Last September, Global OTEC Resources received a £140k grant from Marine-i which enabled the company to establish its operation in Cornwall. Its plan is to use ocean thermal energy conversion (OTEC) technology to provide green energy to ‘off-grid’ islands across the tropics.
Part-funded by the European Regional Development Fund, Marine-i is designed to help the marine tech sector in Cornwall and the Isles of Scilly grow through harnessing the full potential of research and innovation.
This week, Global OTEC Resources announced that it has successfully completed the initial designs and feasibility studies for this cutting-edge project and is already progressing to detailed design of the key components, all with the aid of a further £80k grant from Marine-i.

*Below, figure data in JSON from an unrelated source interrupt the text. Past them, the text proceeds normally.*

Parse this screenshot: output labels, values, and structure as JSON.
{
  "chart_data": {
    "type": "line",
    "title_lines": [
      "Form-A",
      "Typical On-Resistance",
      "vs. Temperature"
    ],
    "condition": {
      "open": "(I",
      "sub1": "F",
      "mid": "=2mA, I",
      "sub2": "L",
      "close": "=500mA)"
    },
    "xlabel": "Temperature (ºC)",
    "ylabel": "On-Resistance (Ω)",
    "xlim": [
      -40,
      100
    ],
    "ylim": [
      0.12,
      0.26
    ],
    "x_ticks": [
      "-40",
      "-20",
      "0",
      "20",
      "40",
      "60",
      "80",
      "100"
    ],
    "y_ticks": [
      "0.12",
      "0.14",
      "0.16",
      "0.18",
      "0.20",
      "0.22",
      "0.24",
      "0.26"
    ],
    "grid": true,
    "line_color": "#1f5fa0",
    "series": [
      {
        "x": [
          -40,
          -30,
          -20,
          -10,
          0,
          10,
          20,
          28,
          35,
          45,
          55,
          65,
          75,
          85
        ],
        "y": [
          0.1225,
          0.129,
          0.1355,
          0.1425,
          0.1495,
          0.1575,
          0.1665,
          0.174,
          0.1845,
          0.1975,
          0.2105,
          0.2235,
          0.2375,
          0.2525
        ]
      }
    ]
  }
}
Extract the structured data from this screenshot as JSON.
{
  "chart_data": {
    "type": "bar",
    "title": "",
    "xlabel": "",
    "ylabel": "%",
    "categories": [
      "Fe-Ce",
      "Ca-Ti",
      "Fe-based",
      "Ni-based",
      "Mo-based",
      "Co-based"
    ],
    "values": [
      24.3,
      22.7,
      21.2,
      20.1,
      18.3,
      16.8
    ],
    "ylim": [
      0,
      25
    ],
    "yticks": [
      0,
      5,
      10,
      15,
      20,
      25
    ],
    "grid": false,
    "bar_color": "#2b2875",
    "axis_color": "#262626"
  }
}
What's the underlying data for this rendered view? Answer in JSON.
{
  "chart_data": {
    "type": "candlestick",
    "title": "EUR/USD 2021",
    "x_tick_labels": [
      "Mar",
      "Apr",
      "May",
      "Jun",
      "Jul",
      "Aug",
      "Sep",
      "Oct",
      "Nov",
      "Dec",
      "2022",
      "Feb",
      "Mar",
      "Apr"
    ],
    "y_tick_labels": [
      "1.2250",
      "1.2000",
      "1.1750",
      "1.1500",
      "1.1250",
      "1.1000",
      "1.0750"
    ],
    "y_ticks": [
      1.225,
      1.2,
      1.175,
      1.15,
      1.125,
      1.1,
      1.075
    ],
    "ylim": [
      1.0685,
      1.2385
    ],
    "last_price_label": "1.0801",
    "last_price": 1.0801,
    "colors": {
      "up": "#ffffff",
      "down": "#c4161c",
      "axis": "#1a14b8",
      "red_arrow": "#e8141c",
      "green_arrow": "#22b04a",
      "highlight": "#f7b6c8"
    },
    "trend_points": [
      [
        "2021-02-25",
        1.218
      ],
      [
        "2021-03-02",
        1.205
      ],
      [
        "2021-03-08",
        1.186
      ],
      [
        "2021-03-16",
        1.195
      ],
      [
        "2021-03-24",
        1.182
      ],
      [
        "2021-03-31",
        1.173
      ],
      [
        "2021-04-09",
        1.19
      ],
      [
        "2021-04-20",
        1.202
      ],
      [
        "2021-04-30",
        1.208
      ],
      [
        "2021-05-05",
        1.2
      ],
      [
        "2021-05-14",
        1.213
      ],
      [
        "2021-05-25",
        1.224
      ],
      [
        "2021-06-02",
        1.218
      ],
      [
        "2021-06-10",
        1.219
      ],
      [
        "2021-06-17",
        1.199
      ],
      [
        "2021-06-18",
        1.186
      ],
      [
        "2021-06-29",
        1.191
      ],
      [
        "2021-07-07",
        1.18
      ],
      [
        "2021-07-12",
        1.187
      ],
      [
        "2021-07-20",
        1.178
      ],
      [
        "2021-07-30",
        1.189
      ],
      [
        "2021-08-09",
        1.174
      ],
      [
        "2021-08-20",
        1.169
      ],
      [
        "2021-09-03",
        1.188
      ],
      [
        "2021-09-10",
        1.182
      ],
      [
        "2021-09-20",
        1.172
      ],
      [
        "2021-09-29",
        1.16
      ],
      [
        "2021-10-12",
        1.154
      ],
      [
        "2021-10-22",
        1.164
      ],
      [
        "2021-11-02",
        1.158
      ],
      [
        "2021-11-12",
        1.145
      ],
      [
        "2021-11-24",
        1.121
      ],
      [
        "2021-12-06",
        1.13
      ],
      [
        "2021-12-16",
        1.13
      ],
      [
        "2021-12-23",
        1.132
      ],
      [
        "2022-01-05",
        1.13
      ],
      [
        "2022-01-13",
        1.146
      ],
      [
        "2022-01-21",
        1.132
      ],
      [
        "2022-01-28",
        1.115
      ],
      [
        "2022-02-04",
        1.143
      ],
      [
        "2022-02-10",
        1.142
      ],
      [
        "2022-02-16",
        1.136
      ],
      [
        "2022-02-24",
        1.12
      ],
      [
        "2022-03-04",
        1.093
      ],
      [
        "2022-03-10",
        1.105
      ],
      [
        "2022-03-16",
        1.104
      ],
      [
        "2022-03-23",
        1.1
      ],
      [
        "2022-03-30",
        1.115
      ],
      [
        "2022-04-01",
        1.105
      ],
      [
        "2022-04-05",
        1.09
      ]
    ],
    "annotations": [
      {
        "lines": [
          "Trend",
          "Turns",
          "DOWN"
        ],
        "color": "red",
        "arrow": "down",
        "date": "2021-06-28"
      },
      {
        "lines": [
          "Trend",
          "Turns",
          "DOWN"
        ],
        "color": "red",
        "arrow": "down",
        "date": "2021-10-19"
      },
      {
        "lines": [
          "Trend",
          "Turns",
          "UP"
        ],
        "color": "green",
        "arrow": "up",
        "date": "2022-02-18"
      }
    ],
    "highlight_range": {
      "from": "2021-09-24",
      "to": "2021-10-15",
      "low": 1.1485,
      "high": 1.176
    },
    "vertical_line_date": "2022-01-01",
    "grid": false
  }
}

The MD of Global OTEC Resources, Dan Grech, is delighted with how quickly the project is taking shape.
He said: “We now have a preliminary design for our floating Ocean Thermal Energy Conversion plant. This enables us to provide an accurate, on-budget cost model to meet the needs of our identified market.
“Our work has already attracted a letter of support from the Maldivian government, as well as a memorandum of understanding from a major, publicly-listed hotel chain which owns 50 resorts across the tropics. This demonstrates the outstanding commercial potential of our technology.”
Parallel with this, technical studies have been completed which examined seabed conditions and soil types in The Maldives, as well as wind speeds, current speeds and wave heights. For part of this, the Marine-i team enlisted the help of a research fellow at the University of Exeter, which has carried out pioneering work to support the project.
Matt Hodson, Marine Hub operations director at Cornwall Development Company and a partner in Marine-i, explained: “The biggest technical challenge for this next stage will be finalising the detailed design of the seawater intake and outtake pipes which are of fundamental importance for the operation of the plant.
“The cold-water intake pipeline must transport tonnes of seawater every second, through a pipeline that is suspended almost a mile vertically from a floating barge. This a highly ambitious project which could put Cornwall at the centre of an important marine technology of the future.”